WHY DO I feel like giving the ARB a good slap? The body, which regulates and registers practicing architects, has never done me any harm. I've never even met anybody from the ARB, but it's still managed to get right up my nose.
I'll tell you why. It's because the ARB has gone all precious and whiney about the use of the term 'architect' in the press. An architect can only call himself an architect if he's completed the required professional training and is registered as an architect with the ARB.
A lot of people get funny about the misuse of words. There are always letters - usually written in green biro - on the editor's desk after a news item mentions 'bulldozers moving onto a site' when everybody knows those machines are actually tracked excavators. Does it matter? To some people it does.
There are also letters when a backhoe loader is referred to as 'a JCB' when it's a Caterpillar or some other make. But notice this: JCB itself never wields the green ink - it has more important business to at tend to.
Of course, such fundamental er rors of fact never appear in Construction News - check future issues for the deliberate exception that proves the rule. It is in the national press that such solecisms occur and that's because the average reader also doesn't know the difference between a bulldozer and a 360 degree excavator.
I've always thought people who go so far as to write to the publication with an indignant correction should get a life. Which brings me back to the ARB, which reacted angrily to the way several national newspapers reported the trial of Anthony De Boise this month.
The newspapers' offence was to call Mr De Boise an 'architect' when in fact he was a building inspector with Wandsworth Council.
Mr De Boise's offence, on the other hand, was to carry out a series of violent sexual assaults on schoolgirls.

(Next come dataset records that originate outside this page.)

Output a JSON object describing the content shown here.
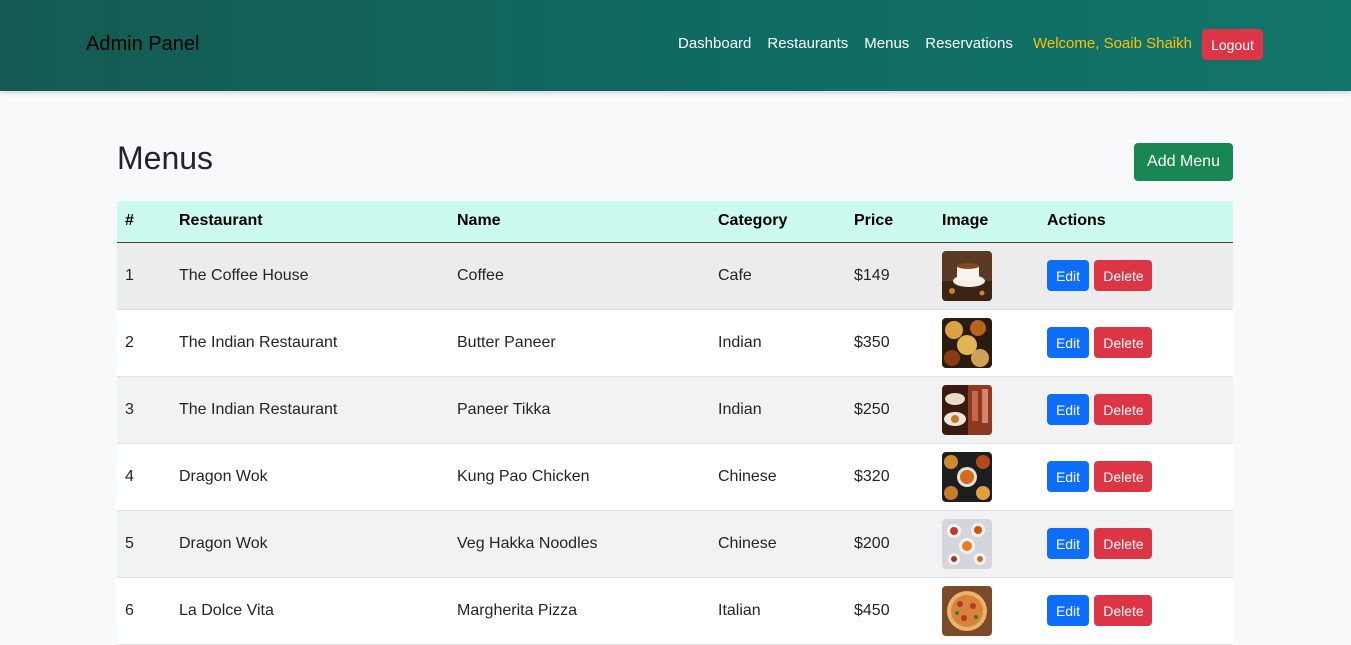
{
  "navbar": {
    "brand": "Admin Panel",
    "links": [
      "Dashboard",
      "Restaurants",
      "Menus",
      "Reservations"
    ],
    "welcome": "Welcome, Soaib Shaikh",
    "logout_label": "Logout"
  },
  "page": {
    "title": "Menus",
    "add_label": "Add Menu"
  },
  "table": {
    "headers": [
      "#",
      "Restaurant",
      "Name",
      "Category",
      "Price",
      "Image",
      "Actions"
    ],
    "edit_label": "Edit",
    "delete_label": "Delete",
    "rows": [
      {
        "id": "1",
        "restaurant": "The Coffee House",
        "name": "Coffee",
        "category": "Cafe",
        "price": "$149",
        "image": "coffee-photo"
      },
      {
        "id": "2",
        "restaurant": "The Indian Restaurant",
        "name": "Butter Paneer",
        "category": "Indian",
        "price": "$350",
        "image": "indian-dishes-photo"
      },
      {
        "id": "3",
        "restaurant": "The Indian Restaurant",
        "name": "Paneer Tikka",
        "category": "Indian",
        "price": "$250",
        "image": "restaurant-table-photo"
      },
      {
        "id": "4",
        "restaurant": "Dragon Wok",
        "name": "Kung Pao Chicken",
        "category": "Chinese",
        "price": "$320",
        "image": "chinese-bowls-photo"
      },
      {
        "id": "5",
        "restaurant": "Dragon Wok",
        "name": "Veg Hakka Noodles",
        "category": "Chinese",
        "price": "$200",
        "image": "noodle-plates-photo"
      },
      {
        "id": "6",
        "restaurant": "La Dolce Vita",
        "name": "Margherita Pizza",
        "category": "Italian",
        "price": "$450",
        "image": "pizza-photo"
      }
    ]
  },
  "colors": {
    "navbar_start": "#145a52",
    "navbar_end": "#127569",
    "welcome": "#ffc107",
    "danger": "#dc3545",
    "primary": "#0d6efd",
    "success": "#198754",
    "table_header": "#ccfaef"
  }
}
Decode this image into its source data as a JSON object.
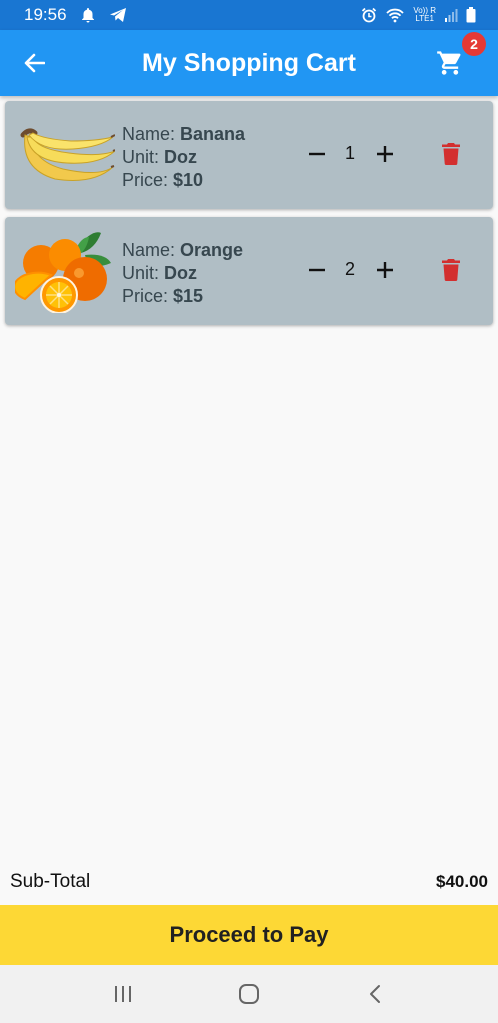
{
  "status_bar": {
    "time": "19:56",
    "network_label": "Vo)) R\nLTE1"
  },
  "app_bar": {
    "title": "My Shopping Cart",
    "cart_count": "2"
  },
  "labels": {
    "name": "Name: ",
    "unit": "Unit: ",
    "price": "Price: "
  },
  "items": [
    {
      "name": "Banana",
      "unit": "Doz",
      "price": "$10",
      "quantity": "1",
      "image_icon": "banana-image"
    },
    {
      "name": "Orange",
      "unit": "Doz",
      "price": "$15",
      "quantity": "2",
      "image_icon": "orange-image"
    }
  ],
  "footer": {
    "subtotal_label": "Sub-Total",
    "subtotal_value": "$40.00",
    "pay_button_label": "Proceed to Pay"
  },
  "colors": {
    "app_bar": "#2196f3",
    "status_bar": "#1976d2",
    "card": "#b0bec5",
    "delete": "#d32f2f",
    "pay_button": "#fdd835",
    "badge": "#e53935"
  }
}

He was jailed for 13 years.
I'm afraid I was too aghast at the accounts of Mr De Boise's depravity to even notice the outrageous slanders perpetrated against the architectural profession. But then I'm not an architect, am I?
HERE'S another complaint I find difficult to comprehend. Electrical contractor SPL is up in arms because an adjudicator rejected its claim for money it says is owed by a labour agency.

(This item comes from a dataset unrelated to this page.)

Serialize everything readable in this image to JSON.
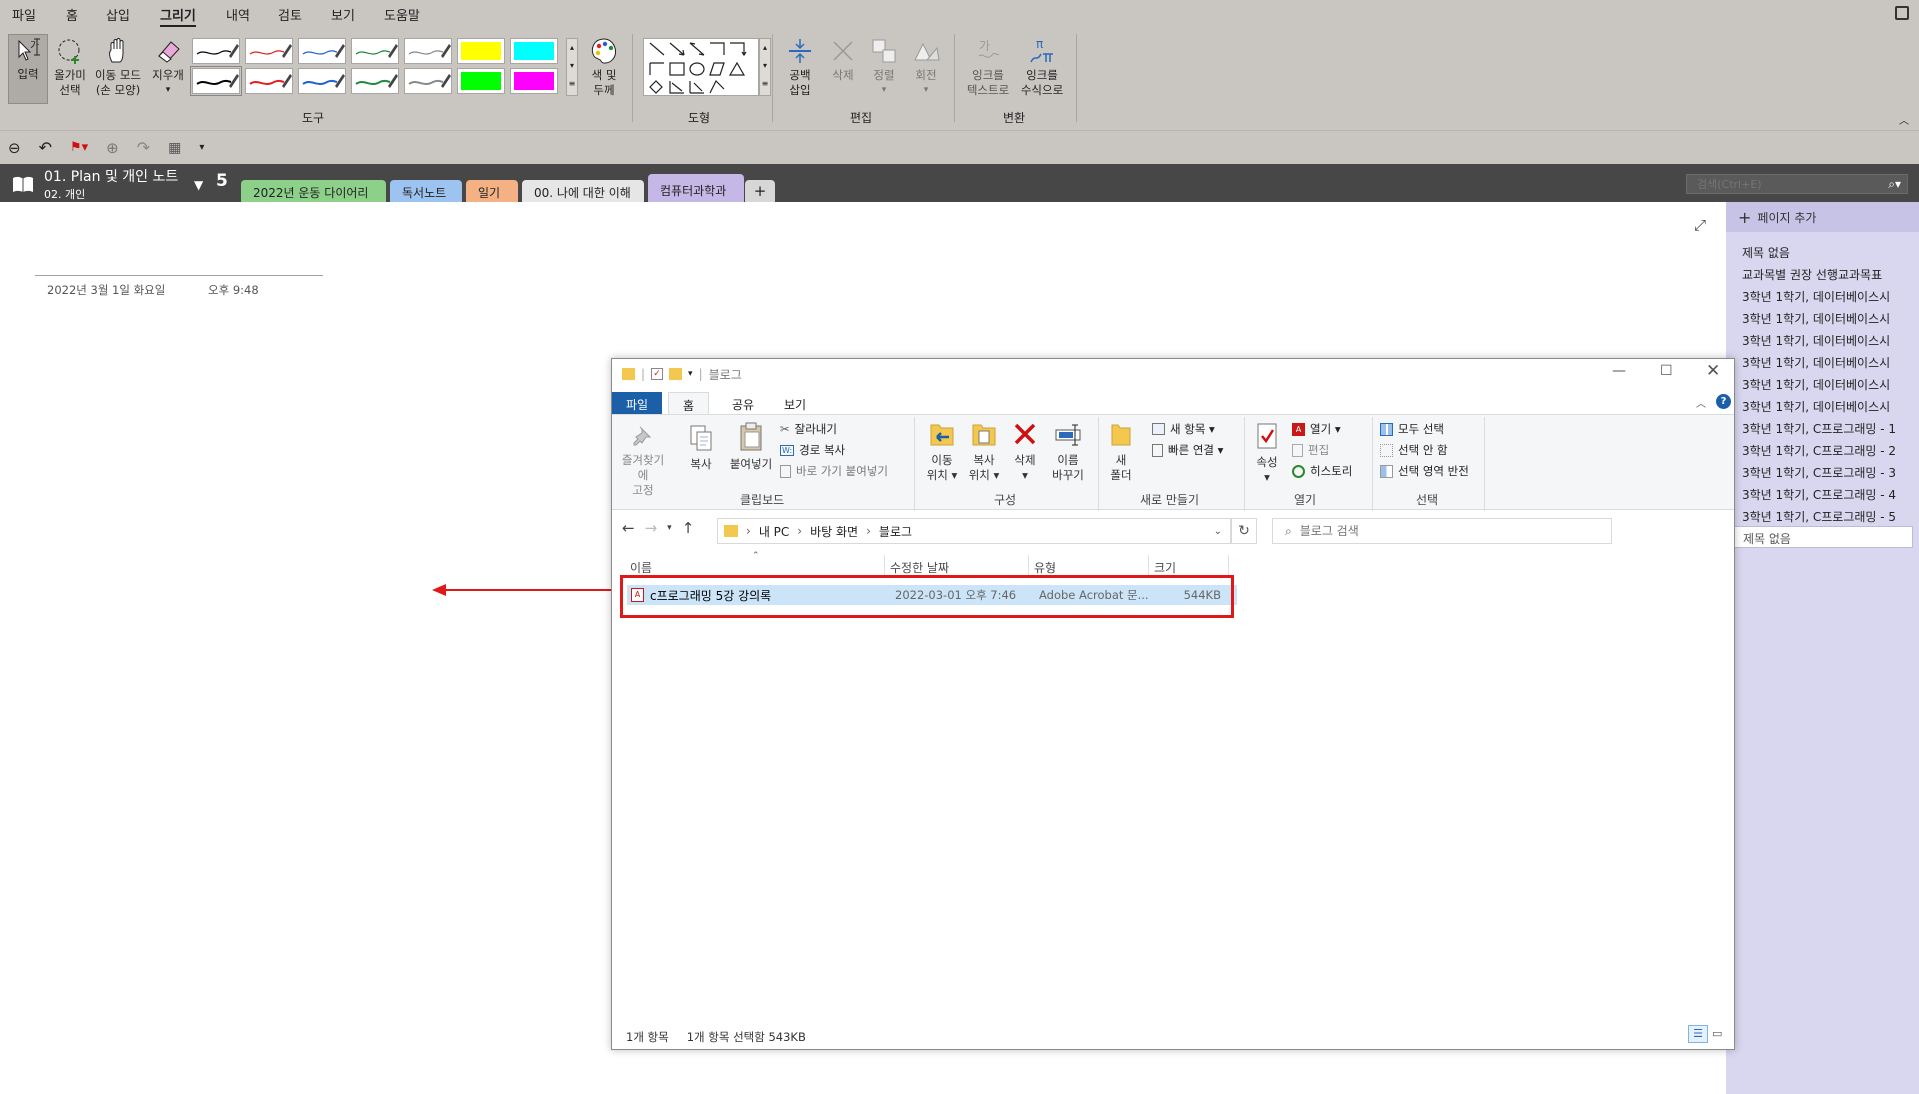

If I felt I was being unfairly diddled out of £300,000 I'd also be mightily cheesed off, so I can understand SPL's frustration. But if you're in the blame game, you've got to be careful you don't shoot yourself in the foot.
The dispute blew up on a subcontract package that SPL carried out on the Wembley stadium project.
That's easy enough to understand - in hindsight we all know it goes with the territory.
But now SPL is complaining that it has been let down by the Construction Act 1996, a piece of legislation that by common consent has been a force for good in the industry.
SPL's claim was thrown out because the adjudicator could find nothing that resembled a written contract - a clear prerequisite of the Act.
But SPL director Paul Gregory points out: 'Most firms are just happy to have the work and don't insist on everything in writing.'
If that's true then things are worse than I realised. Even when extremely tight schedules mean work has to start before the contract is signed, surely most contractors make sure there's a letter of intent or at least some other written record of an agreement.
And if you ignore the requirements of a piece of legislation, how can you then complain that the same legislation has let you down?